Es lohnt sich deshalb, Zeit darauf zu verwenden, um Anbetung als Bewunderung Gottes mit Worten zu verstehen, Fürbitte als Einsatz für das Reich Gottes in all seinen Facetten zu begreifen, Bitte als Ausdruck unserer Hingabe zu sehen und das Bekenntnis von Sünde als Akt der Selbstprüfung zu betrachten.
Wenn wir diese Dinge nicht einfach nur so machen, wie sie uns spontan in den Sinn kommen, sondern uns Zeit nehmen, um sie ein wenig zu planen, geben wir den einzelnen Aspekten unseres Gebets bewusst Struktur und Inhalt.
Jetzt sage ich das als ein Mensch, der von Natur aus eher organisiert unterwegs ist. Deshalb noch eine Ergänzung: Gebetslisten sind gut, aber es ist auch wichtig, dass wir offen bleiben für spontane Führungen des Heiligen Geistes.

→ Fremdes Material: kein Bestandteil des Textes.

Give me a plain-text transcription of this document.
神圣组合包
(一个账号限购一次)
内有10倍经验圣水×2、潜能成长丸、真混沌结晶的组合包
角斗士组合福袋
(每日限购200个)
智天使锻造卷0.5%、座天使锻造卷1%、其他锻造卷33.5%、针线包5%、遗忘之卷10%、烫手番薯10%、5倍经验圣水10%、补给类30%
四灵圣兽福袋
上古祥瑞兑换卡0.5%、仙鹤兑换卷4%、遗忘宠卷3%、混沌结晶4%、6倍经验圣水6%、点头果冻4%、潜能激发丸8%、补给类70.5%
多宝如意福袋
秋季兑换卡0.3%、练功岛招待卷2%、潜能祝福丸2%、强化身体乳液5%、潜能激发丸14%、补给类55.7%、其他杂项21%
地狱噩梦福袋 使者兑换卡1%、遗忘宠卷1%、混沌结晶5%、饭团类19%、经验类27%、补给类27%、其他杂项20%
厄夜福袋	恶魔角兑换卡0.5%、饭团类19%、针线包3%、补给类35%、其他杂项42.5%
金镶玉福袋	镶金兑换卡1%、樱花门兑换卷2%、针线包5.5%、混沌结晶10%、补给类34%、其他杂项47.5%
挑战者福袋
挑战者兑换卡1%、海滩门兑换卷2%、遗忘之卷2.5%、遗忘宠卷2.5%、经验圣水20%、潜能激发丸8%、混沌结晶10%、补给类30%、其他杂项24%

Die Balance zwischen geplantem und spontanem Gebet
Lasst es mich an einem Beispiel erklären. Ich bin ein großer Verfechter von Eheabenden. Einmal in der Woche Zeit allein mit meiner Frau verbringen und unsere Ehe genießen – das gehört seit Jahrzehnten zu den guten Ritualen unseres Miteinanders.

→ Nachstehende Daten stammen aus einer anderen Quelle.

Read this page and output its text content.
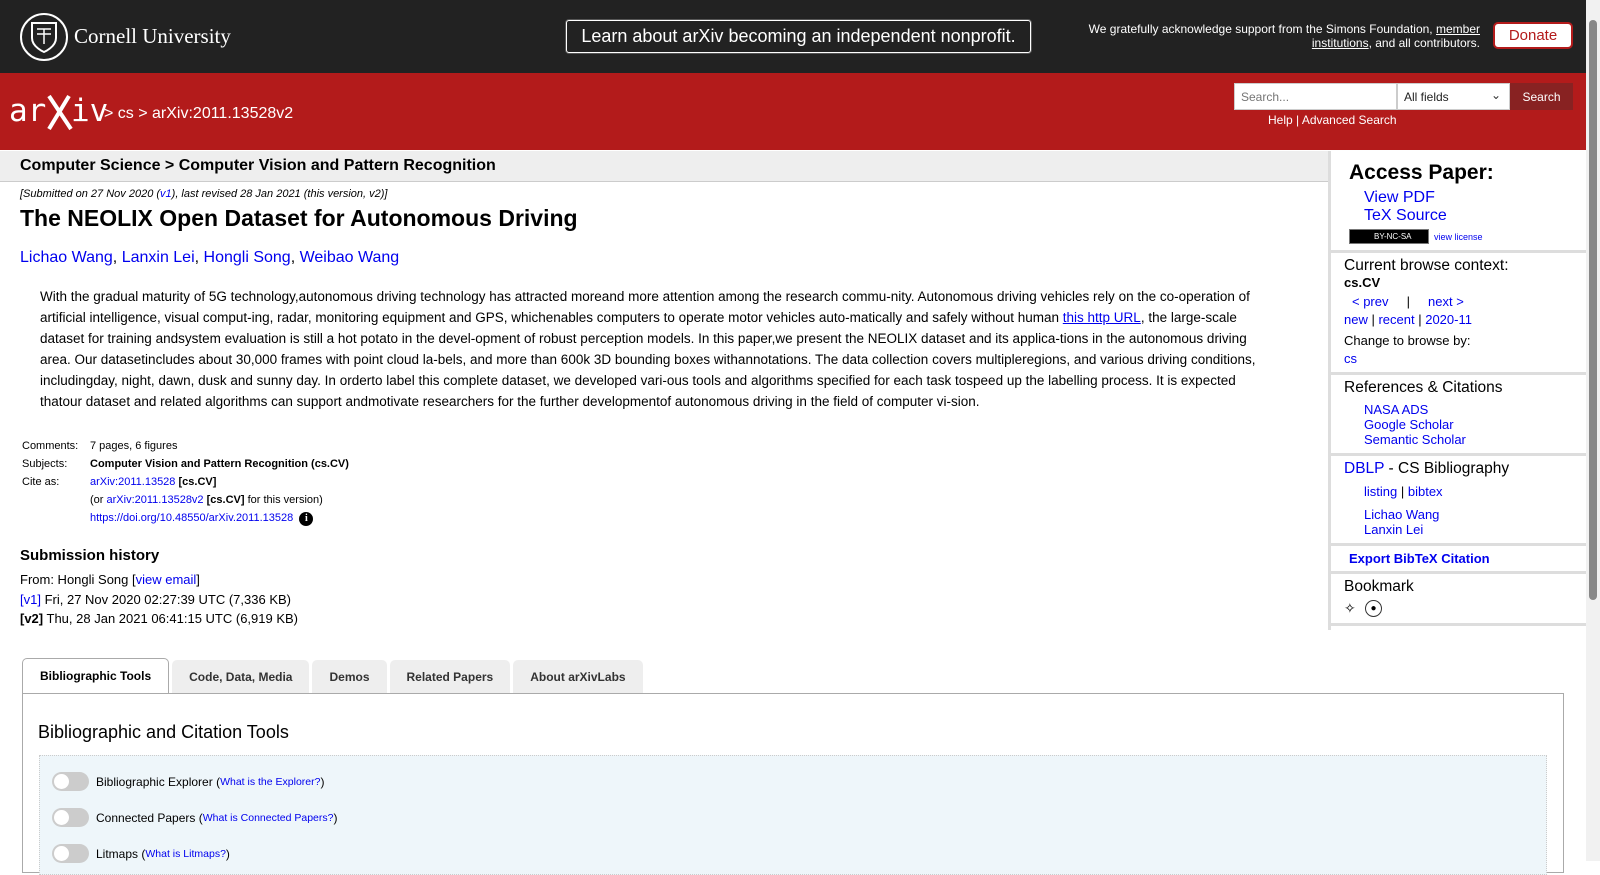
Cornell University	Learn about arXiv becoming an independent nonprofit.	We gratefully acknowledge support from the Simons Foundation, member institutions, and all contributors.	Donate
ar iv
> cs > arXiv:2011.13528v2
Search...
All fields	⌄	Search
Help | Advanced Search
Computer Science > Computer Vision and Pattern Recognition
[Submitted on 27 Nov 2020 (v1), last revised 28 Jan 2021 (this version, v2)]
The NEOLIX Open Dataset for Autonomous Driving
Lichao Wang, Lanxin Lei, Hongli Song, Weibao Wang
With the gradual maturity of 5G technology,autonomous driving technology has attracted moreand more attention among the research commu-nity. Autonomous driving vehicles rely on the co-operation of artificial intelligence, visual comput-ing, radar, monitoring equipment and GPS, whichenables computers to operate motor vehicles auto-matically and safely without human this http URL, the large-scale dataset for training andsystem evaluation is still a hot potato in the devel-opment of robust perception models. In this paper,we present the NEOLIX dataset and its applica-tions in the autonomous driving area. Our datasetincludes about 30,000 frames with point cloud la-bels, and more than 600k 3D bounding boxes withannotations. The data collection covers multipleregions, and various driving conditions, includingday, night, dawn, dusk and sunny day. In orderto label this complete dataset, we developed vari-ous tools and algorithms specified for each task tospeed up the labelling process. It is expected thatour dataset and related algorithms can support andmotivate researchers for the further developmentof autonomous driving in the field of computer vi-sion.
Comments:	7 pages, 6 figures
Subjects:	Computer Vision and Pattern Recognition (cs.CV)
Cite as:	arXiv:2011.13528 [cs.CV]
	(or arXiv:2011.13528v2 [cs.CV] for this version)
	https://doi.org/10.48550/arXiv.2011.13528 i
Submission history
From: Hongli Song [view email]
[v1] Fri, 27 Nov 2020 02:27:39 UTC (7,336 KB)
[v2] Thu, 28 Jan 2021 06:41:15 UTC (6,919 KB)
Access Paper:
View PDF
TeX Source
BY-NC-SA	view license
Current browse context:
cs.CV
< prev | next >
new | recent | 2020-11
Change to browse by:
cs
References & Citations
NASA ADS
Google Scholar
Semantic Scholar
DBLP - CS Bibliography
listing | bibtex
Lichao Wang
Lanxin Lei
Export BibTeX Citation
Bookmark
✧	●
Bibliographic Tools	Code, Data, Media	Demos	Related Papers	About arXivLabs
Bibliographic and Citation Tools
Bibliographic Explorer ( What is the Explorer? )
Connected Papers ( What is Connected Papers? )
Litmaps ( What is Litmaps? )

Wir haben also einen Plan. Aber der Plan ist nicht alles; er ist nur Mittel zum Zweck. Der Eheabend dient dazu, uns aneinander zu binden und einen Raum für Bewunderung und Genuss zu schaffen.

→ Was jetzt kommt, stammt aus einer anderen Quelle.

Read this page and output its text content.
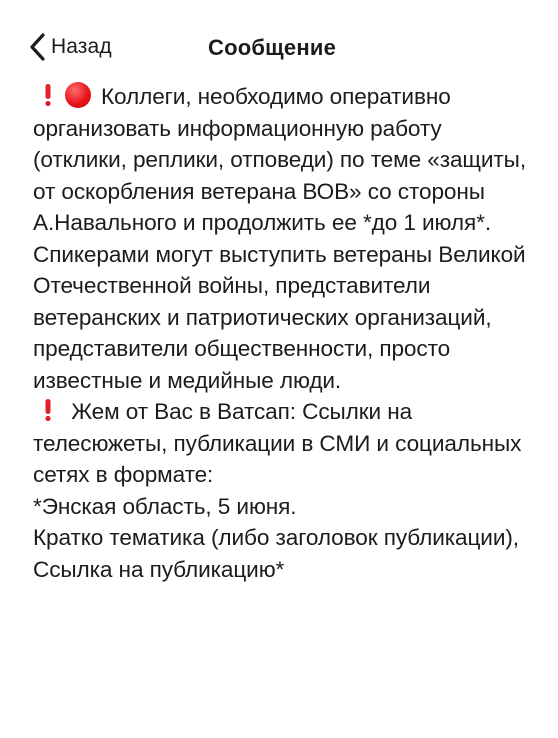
Назад	Сообщение

Коллеги, необходимо оперативно организовать информационную работу (отклики, реплики, отповеди) по теме «защиты, от оскорбления ветерана ВОВ» со стороны А.Навального и продолжить ее *до 1 июля*. Спикерами могут выступить ветераны Великой Отечественной войны, представители ветеранских и патриотических организаций, представители общественности, просто известные и медийные люди.

Жем от Вас в Ватсап: Ссылки на телесюжеты, публикации в СМИ и социальных сетях в формате:

*Энская область, 5 июня.

Кратко тематика (либо заголовок публикации), Ссылка на публикацию*
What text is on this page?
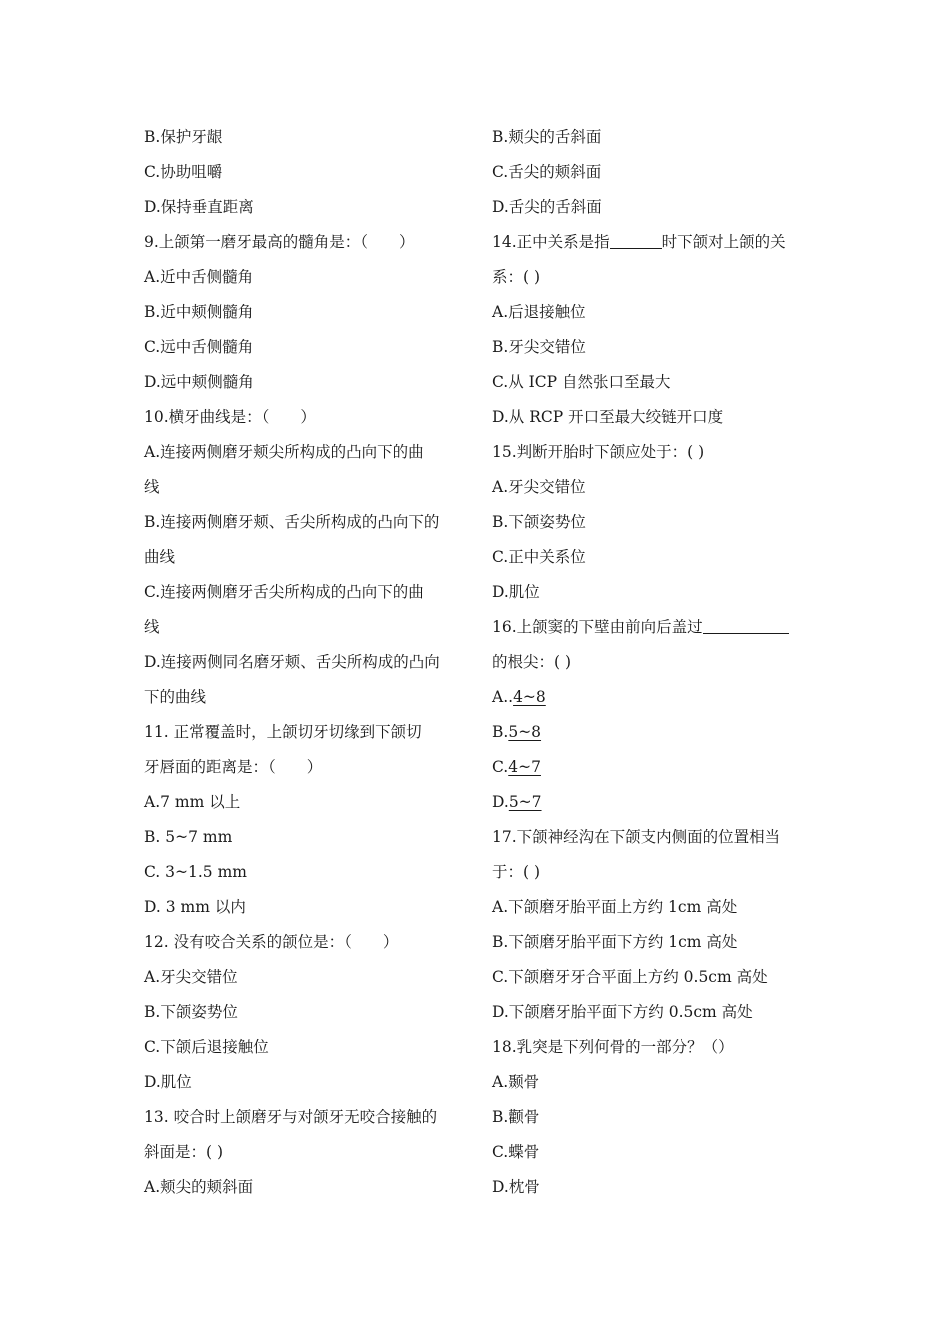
B.保护牙龈
C.协助咀嚼
D.保持垂直距离
9.上颌第一磨牙最高的髓角是：（　　）
A.近中舌侧髓角
B.近中颊侧髓角
C.远中舌侧髓角
D.远中颊侧髓角
10.横牙曲线是：（　　）
A.连接两侧磨牙颊尖所构成的凸向下的曲
线
B.连接两侧磨牙颊、舌尖所构成的凸向下的
曲线
C.连接两侧磨牙舌尖所构成的凸向下的曲
线
D.连接两侧同名磨牙颊、舌尖所构成的凸向
下的曲线
11. 正常覆盖时，上颌切牙切缘到下颌切
牙唇面的距离是：（　　）
A.7 mm 以上
B. 5~7 mm
C. 3~1.5 mm
D. 3 mm 以内
12. 没有咬合关系的颌位是：（　　）
A.牙尖交错位
B.下颌姿势位
C.下颌后退接触位
D.肌位
13. 咬合时上颌磨牙与对颌牙无咬合接触的
斜面是：( )
A.颊尖的颊斜面
B.颊尖的舌斜面
C.舌尖的颊斜面
D.舌尖的舌斜面
14.正中关系是指	时下颌对上颌的关
系：( )
A.后退接触位
B.牙尖交错位
C.从 ICP 自然张口至最大
D.从 RCP 开口至最大绞链开口度
15.判断开胎时下颌应处于：( )
A.牙尖交错位
B.下颌姿势位
C.正中关系位
D.肌位
16.上颌窦的下壁由前向后盖过
的根尖：( )
A..4~8
B.5~8
C.4~7
D.5~7
17.下颌神经沟在下颌支内侧面的位置相当
于：( )
A.下颌磨牙胎平面上方约 1cm 高处
B.下颌磨牙胎平面下方约 1cm 高处
C.下颌磨牙牙合平面上方约 0.5cm 高处
D.下颌磨牙胎平面下方约 0.5cm 高处
18.乳突是下列何骨的一部分？（）
A.颞骨
B.颧骨
C.蝶骨
D.枕骨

Aber was, wenn wir merken, dass ein Abend nicht reicht? Wenn wir gerade dabei sind, uns aus den Augen zu verlieren? Bei uns ist daran meist die Arbeit schuld oder es sind Probleme in der Gemeinde. Was dann? Dann reicht es eben nicht, stoisch an dem Eheabend als Struktur festzuhalten. Dann braucht es mehr.
Und beim Gebet ist das ganz genau so. Gebet dient dazu, unsere Seele auf eine ganzheitliche Weise an Gott zu binden. Gebet ist das beziehungsstiftende Element eines geistlichen Lebens. Es ist gut, einen Eheabend – sprich ein tägliches Gebet – zu haben. Aber manchmal reicht das nicht. Dann brauchen wir mehr.
Ungeplant, spontan, bis wir satt sind an Gemeinschaft mit Gott. Wenn Sorgen, Ängste, Frust oder Hoffnungslosigkeit über uns hereinbrechen, wenn wir vor schwierigen Entscheidungen stehen, wenn das Leben so unfair ist, dass es wehtut – was dann? Dann brauchen wir auch Gebet, aber eben nicht den Plan. Sondern das andere, das Spontane, eine leidenschaftlich ungeplante Begegnung mit Gott.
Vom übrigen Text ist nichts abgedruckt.